The IMF expects slightly higher real growth in 2019 than in 2018, even if the consumption tax is raised as scheduled. It does not see the economy as being in recession nor does it foresee Japan triggering a global economic crisis. If the economy is expanding, albeit at a sluggish pace, it should be difficult to justify yet another postponement of a hike in the consumption tax.

The IMF’s revised forecast of 3.3% growth for the global economy, incidentally, is the same as that announced in October 2014 for calendar year 2014, when growth actually reached 3.6%, as shown in the table above.

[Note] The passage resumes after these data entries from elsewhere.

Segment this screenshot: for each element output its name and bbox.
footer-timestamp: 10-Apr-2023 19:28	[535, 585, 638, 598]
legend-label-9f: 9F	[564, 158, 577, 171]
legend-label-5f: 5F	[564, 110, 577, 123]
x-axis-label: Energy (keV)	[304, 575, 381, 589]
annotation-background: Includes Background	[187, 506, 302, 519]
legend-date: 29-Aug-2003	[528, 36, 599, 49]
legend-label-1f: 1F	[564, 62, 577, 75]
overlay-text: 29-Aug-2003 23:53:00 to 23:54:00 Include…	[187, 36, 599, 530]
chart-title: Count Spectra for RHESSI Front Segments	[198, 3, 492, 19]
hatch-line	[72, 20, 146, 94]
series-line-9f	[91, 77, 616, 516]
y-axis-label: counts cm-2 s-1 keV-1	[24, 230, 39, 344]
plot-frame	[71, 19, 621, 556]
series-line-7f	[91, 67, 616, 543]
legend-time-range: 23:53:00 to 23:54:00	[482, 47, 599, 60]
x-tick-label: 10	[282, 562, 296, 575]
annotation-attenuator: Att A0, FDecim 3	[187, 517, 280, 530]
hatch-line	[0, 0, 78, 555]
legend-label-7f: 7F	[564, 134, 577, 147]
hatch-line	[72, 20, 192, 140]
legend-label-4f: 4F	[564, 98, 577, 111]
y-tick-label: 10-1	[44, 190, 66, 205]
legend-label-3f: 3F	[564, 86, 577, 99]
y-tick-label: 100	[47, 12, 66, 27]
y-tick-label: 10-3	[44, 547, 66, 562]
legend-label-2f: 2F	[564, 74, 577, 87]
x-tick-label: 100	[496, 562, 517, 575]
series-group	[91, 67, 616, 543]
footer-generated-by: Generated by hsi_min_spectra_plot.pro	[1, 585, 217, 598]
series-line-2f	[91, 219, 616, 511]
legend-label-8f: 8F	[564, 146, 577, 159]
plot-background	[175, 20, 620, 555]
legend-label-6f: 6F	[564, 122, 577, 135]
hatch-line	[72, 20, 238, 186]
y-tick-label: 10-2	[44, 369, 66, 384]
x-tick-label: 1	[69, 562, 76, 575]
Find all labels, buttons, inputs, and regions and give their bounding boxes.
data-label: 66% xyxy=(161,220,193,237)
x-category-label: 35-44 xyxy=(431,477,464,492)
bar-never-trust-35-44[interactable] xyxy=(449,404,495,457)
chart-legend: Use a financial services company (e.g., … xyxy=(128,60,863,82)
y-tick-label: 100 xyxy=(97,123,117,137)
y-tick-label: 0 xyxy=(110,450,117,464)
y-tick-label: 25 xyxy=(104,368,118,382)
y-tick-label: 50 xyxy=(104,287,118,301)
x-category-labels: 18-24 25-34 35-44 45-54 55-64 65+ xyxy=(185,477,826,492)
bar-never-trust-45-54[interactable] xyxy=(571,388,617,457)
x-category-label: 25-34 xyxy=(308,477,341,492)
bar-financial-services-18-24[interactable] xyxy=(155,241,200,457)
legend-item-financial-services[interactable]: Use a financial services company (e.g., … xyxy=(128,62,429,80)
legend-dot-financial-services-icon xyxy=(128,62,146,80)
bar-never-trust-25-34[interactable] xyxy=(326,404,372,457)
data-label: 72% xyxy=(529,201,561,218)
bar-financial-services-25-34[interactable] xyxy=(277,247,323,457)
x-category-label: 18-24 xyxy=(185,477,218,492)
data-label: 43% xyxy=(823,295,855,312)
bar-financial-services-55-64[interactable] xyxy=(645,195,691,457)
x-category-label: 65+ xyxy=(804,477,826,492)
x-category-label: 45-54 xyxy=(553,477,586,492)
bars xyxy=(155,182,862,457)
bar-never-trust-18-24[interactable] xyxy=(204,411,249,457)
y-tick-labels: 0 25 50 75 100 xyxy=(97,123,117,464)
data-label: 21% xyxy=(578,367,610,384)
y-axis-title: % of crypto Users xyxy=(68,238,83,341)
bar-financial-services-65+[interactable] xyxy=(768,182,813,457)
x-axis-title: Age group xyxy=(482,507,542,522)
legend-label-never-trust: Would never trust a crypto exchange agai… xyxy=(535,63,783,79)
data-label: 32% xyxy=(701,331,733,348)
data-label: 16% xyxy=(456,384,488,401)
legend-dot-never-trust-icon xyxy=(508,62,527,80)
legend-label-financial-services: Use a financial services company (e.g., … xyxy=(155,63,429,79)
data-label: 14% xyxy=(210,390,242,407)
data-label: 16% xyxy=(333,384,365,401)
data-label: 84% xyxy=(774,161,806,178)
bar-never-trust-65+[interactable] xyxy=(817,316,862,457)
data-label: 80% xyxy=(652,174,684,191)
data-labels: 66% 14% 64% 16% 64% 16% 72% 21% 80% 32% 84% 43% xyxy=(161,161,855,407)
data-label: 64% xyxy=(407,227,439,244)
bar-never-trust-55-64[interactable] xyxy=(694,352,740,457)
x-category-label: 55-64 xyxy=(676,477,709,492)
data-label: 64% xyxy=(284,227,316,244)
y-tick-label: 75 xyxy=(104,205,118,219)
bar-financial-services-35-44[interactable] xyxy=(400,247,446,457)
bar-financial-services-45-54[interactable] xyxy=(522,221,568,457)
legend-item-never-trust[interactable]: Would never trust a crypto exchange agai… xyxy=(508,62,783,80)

The key to preventing another global financial crisis is maintaining financial stability in China—not delaying a tax hike in Japan. Japan and many Western economies have adopted reform measures designed to prevent a recurrence of earlier crises, including the Asian financial crisis of 1997, so a global financial meltdown is now less likely to emanate from these countries. China, on the other hand, was not significantly affected by the earlier crises and might be less prepared to deal with an emergency.

A global economic downturn on the scale of the Great Recession is unlikely to occur without a massive financial crisis. The IMF outlook compellingly suggests that a tax increase in a single country will not generate such a crisis.